2. 8 Todavia, como invoca a Recorrente, a alínea b) do nº 9 do artigo 18º do CIRC remete-nos para o nº3 do artigo 45º do CIRC, cuja aplicação é de âmbito geral. Sucede que, como vimos, o tribunal “a quo” considerou a este propósito que tendo as sociedades em que a Impugnante detinha as participações sido dissolvidas e liquidadas, esta situação configura realidade distinta daquela que constitui a previsão do n.º 3 do artigo 45.º do CIRC que, por isso, não é suscetível de aplicação.
2. 9 Ou seja, atento que se está perante uma extinção das participações decorrente da dissolução das sociedades participadas, esta realidade não é subsumível na previsão do nº3 do artigo 45º do CIRC.
2. 10 Este entendimento seguiu de perto a jurisprudência deste tribunal, designadamente espelhada no acórdão de 17/02/2016, proferido no processo nº 01401/14, no qual se concluiu que prevendo o CIRC um regime especial no artigo 81º, nº2, alínea b), nos casos de dissolução e partilha da sociedade, é afastada a aplicação do disposto no nº3 do artigo 45º do mesmo Código. Jurisprudência esta reiterada no acórdão de 14/10/2020, proc. nº 01055/18.BEBRG, e de 16/02/2022 proc. nº 0194/15.0BEAVR.
2. 11 Nessa medida, sendo aplicável o regime previsto no artigo 81º, nº2, alínea b) do CIRC, entendeu o tribunal “a quo” que competia à impugnante «…ter trazido aos autos os factos que permitissem perceber se teria havido, ou não, menos-valia na sequência da liquidação daquelas sociedades comerciais, ónus que a Impugnante não cumpriu (artigo 74.º, n.º 1 da LGT)».
2. 12 Como se alcança da sentença recorrida, a Recorrente nunca invocou a aplicação do disposto no artigo 81º do CIRC, mas sim que não sendo aplicável o disposto no nº9 do artigo 18º do CIRC seria aplicável o disposto no nº3 do artigo 45º do CIRC, argumentação que reitera nas alegações dirigidas a este tribunal.
2. 13 Entende, contudo, a Recorrente que o Tribunal “a quo” ao considerar aplicável o disposto no citado artigo 81º do CIRC se está a substituir à AT adiantando uma outra fundamentação para o ato tributário, o que lhe está vedado.
2. 14 Afigura-se-nos, salvo melhor opinião, que não lhe assiste razão. Na verdade, o tribunal “a quo” limitou-se a apreciar da possibilidade de aplicação do disposto no artigo 45º, nº3, do CIRC, que era invocada pela Recorrente como fundamento da ilegalidade das correções feitas pela AT. E só nessa medida entendeu ser aplicável o disposto no artigo 81º do CIRC, cujo regime especial afastava a aplicação daquele outro normativo.

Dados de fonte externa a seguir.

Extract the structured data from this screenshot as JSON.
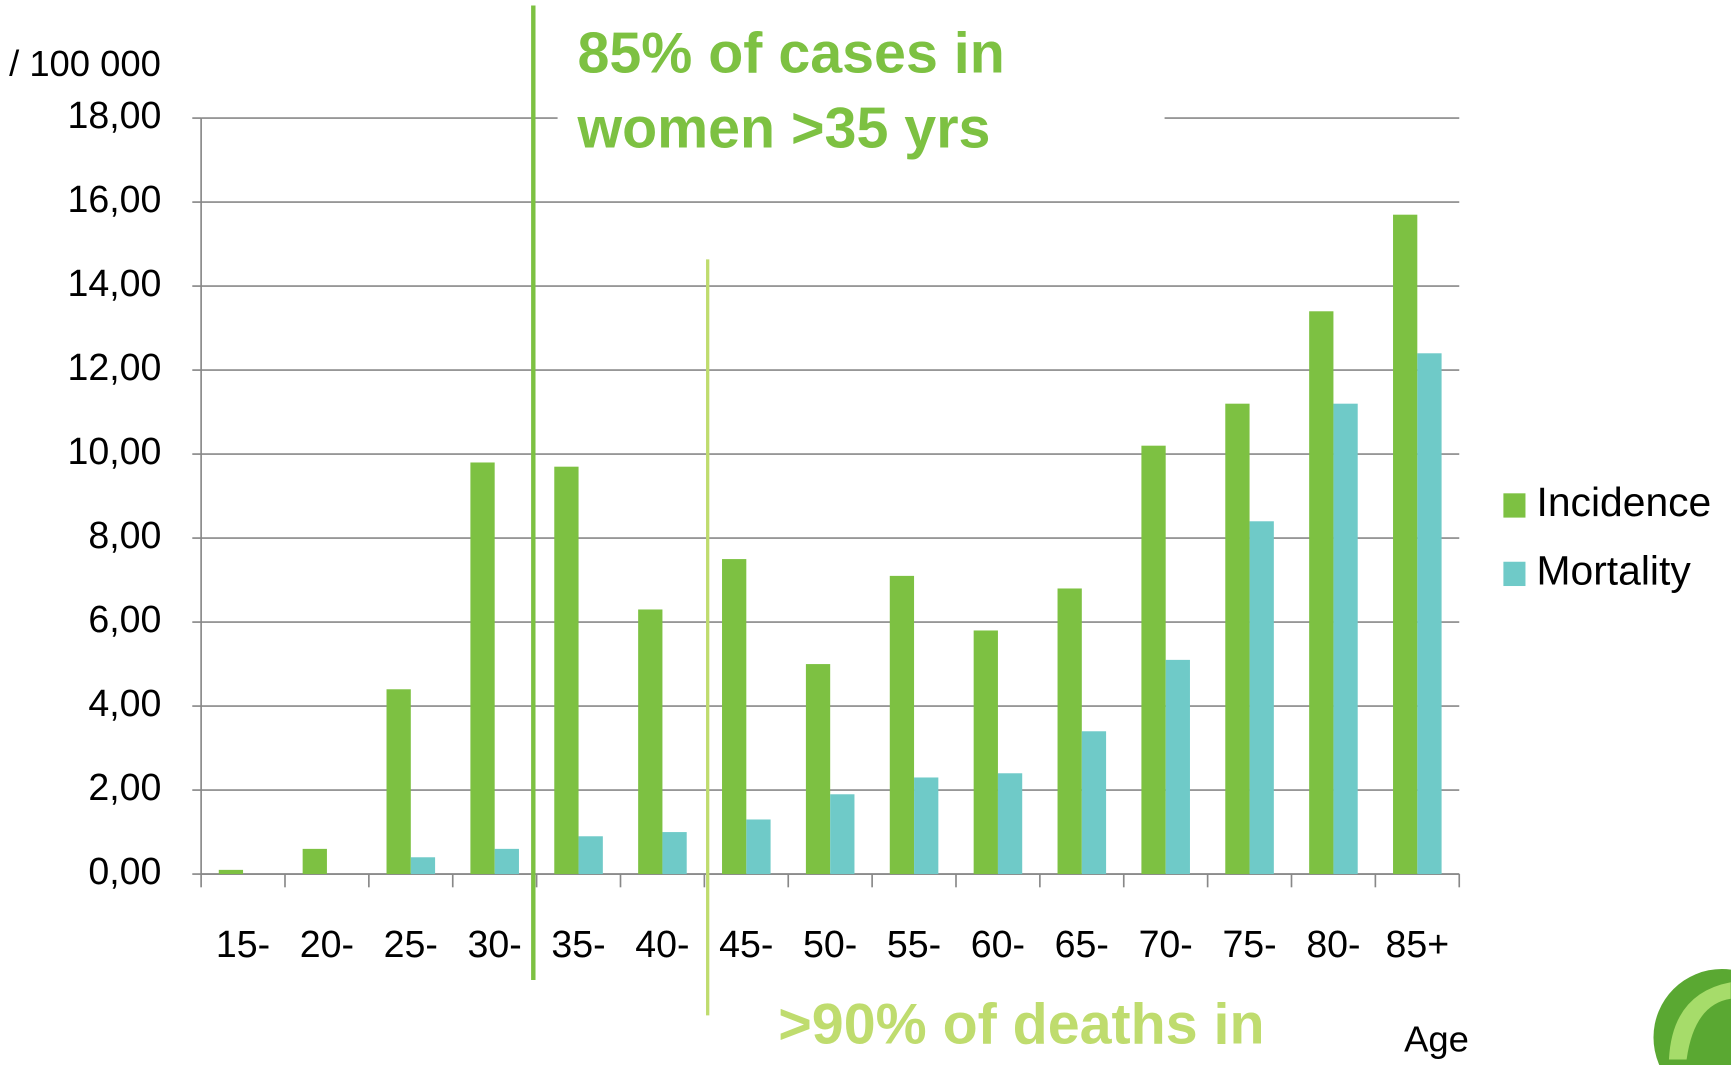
{
  "chart_data": {
    "type": "bar",
    "y_label": "/ 100 000",
    "x_label": "Age",
    "annotations": [
      "85% of cases in",
      "women >35 yrs",
      ">90% of deaths in"
    ],
    "categories": [
      "15-",
      "20-",
      "25-",
      "30-",
      "35-",
      "40-",
      "45-",
      "50-",
      "55-",
      "60-",
      "65-",
      "70-",
      "75-",
      "80-",
      "85+"
    ],
    "series": [
      {
        "name": "Incidence",
        "color": "#7dc142",
        "values": [
          0.1,
          0.6,
          4.4,
          9.8,
          9.7,
          6.3,
          7.5,
          5.0,
          7.1,
          5.8,
          6.8,
          10.2,
          11.2,
          13.4,
          15.7
        ]
      },
      {
        "name": "Mortality",
        "color": "#6fcac8",
        "values": [
          0,
          0,
          0.4,
          0.6,
          0.9,
          1.0,
          1.3,
          1.9,
          2.3,
          2.4,
          3.4,
          5.1,
          8.4,
          11.2,
          12.4
        ]
      }
    ],
    "ylim": [
      0,
      18
    ],
    "yticks": [
      {
        "value": 0,
        "label": "0,00"
      },
      {
        "value": 2,
        "label": "2,00"
      },
      {
        "value": 4,
        "label": "4,00"
      },
      {
        "value": 6,
        "label": "6,00"
      },
      {
        "value": 8,
        "label": "8,00"
      },
      {
        "value": 10,
        "label": "10,00"
      },
      {
        "value": 12,
        "label": "12,00"
      },
      {
        "value": 14,
        "label": "14,00"
      },
      {
        "value": 16,
        "label": "16,00"
      },
      {
        "value": 18,
        "label": "18,00"
      }
    ],
    "grid": true,
    "legend": "right"
  }
}
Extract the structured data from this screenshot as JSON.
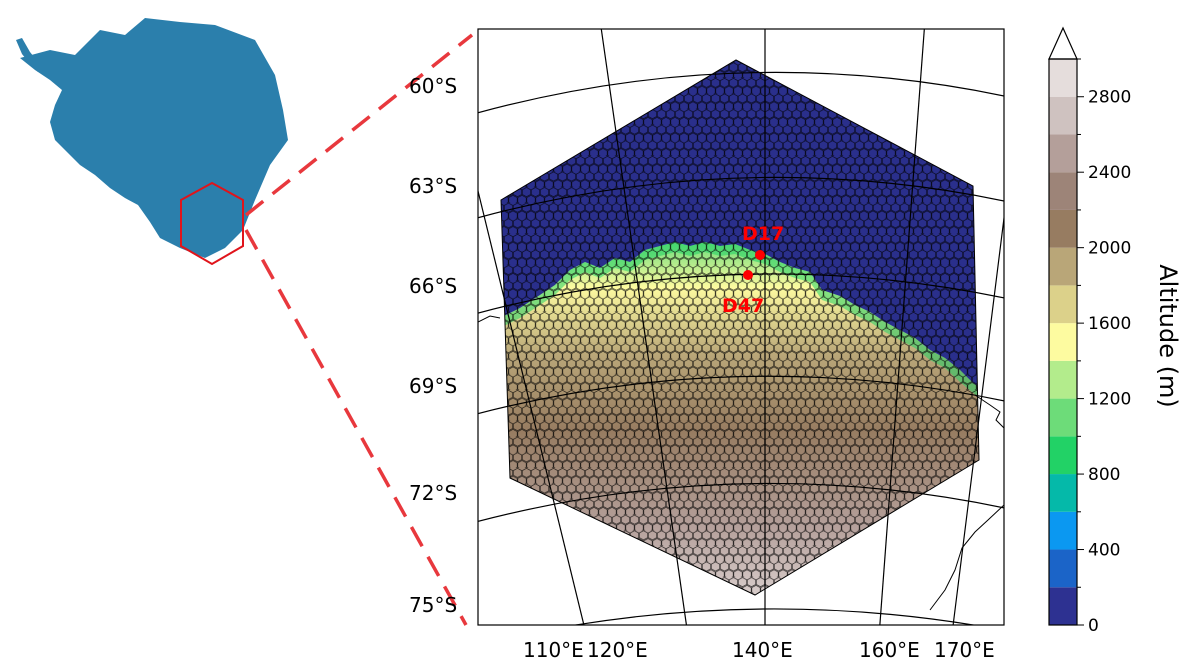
{
  "map": {
    "inset_shape_color": "#2b7fac",
    "callout_color": "#e8383d",
    "inset_hexagon_color": "#e0141b",
    "lat_labels": [
      "60°S",
      "63°S",
      "66°S",
      "69°S",
      "72°S",
      "75°S"
    ],
    "lon_labels": [
      "110°E",
      "120°E",
      "140°E",
      "160°E",
      "170°E"
    ],
    "stations": [
      {
        "name": "D17",
        "color": "#ff0000"
      },
      {
        "name": "D47",
        "color": "#ff0000"
      }
    ],
    "ocean_cell_color": "#2a2f8c",
    "cell_outline_color": "#000000"
  },
  "colorbar": {
    "title": "Altitude (m)",
    "tick_labels": [
      "0",
      "400",
      "800",
      "1200",
      "1600",
      "2000",
      "2400",
      "2800"
    ],
    "min": 0,
    "max": 3000,
    "step": 200,
    "extend": "max",
    "colors": [
      "#2d3191",
      "#1b64c8",
      "#0b98f1",
      "#05b9a9",
      "#22d266",
      "#6ddc79",
      "#b3ec8c",
      "#fdfba0",
      "#dcd18a",
      "#b9a678",
      "#977c61",
      "#9d8478",
      "#b49f9a",
      "#cfc2c0",
      "#e5dddc"
    ]
  }
}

2. 15 Ora, continuando a pugnar pela aplicação do disposto no nº3 do artigo 45º do CIRC, com a invocação de jurisprudência deste tribunal que não é transponível para o caso concreto (acórdão de 10/11/2021, proferido no proc. 02410/14.7BELRS), o presente recurso está votado ao insucesso.
2. 16 Entendemos, assim, que a sentença recorrida não padece do vício que lhe é assacado pela Recorrente, motivo pelo qual se impõe a sua confirmação, julgando-se improcedente o recurso.»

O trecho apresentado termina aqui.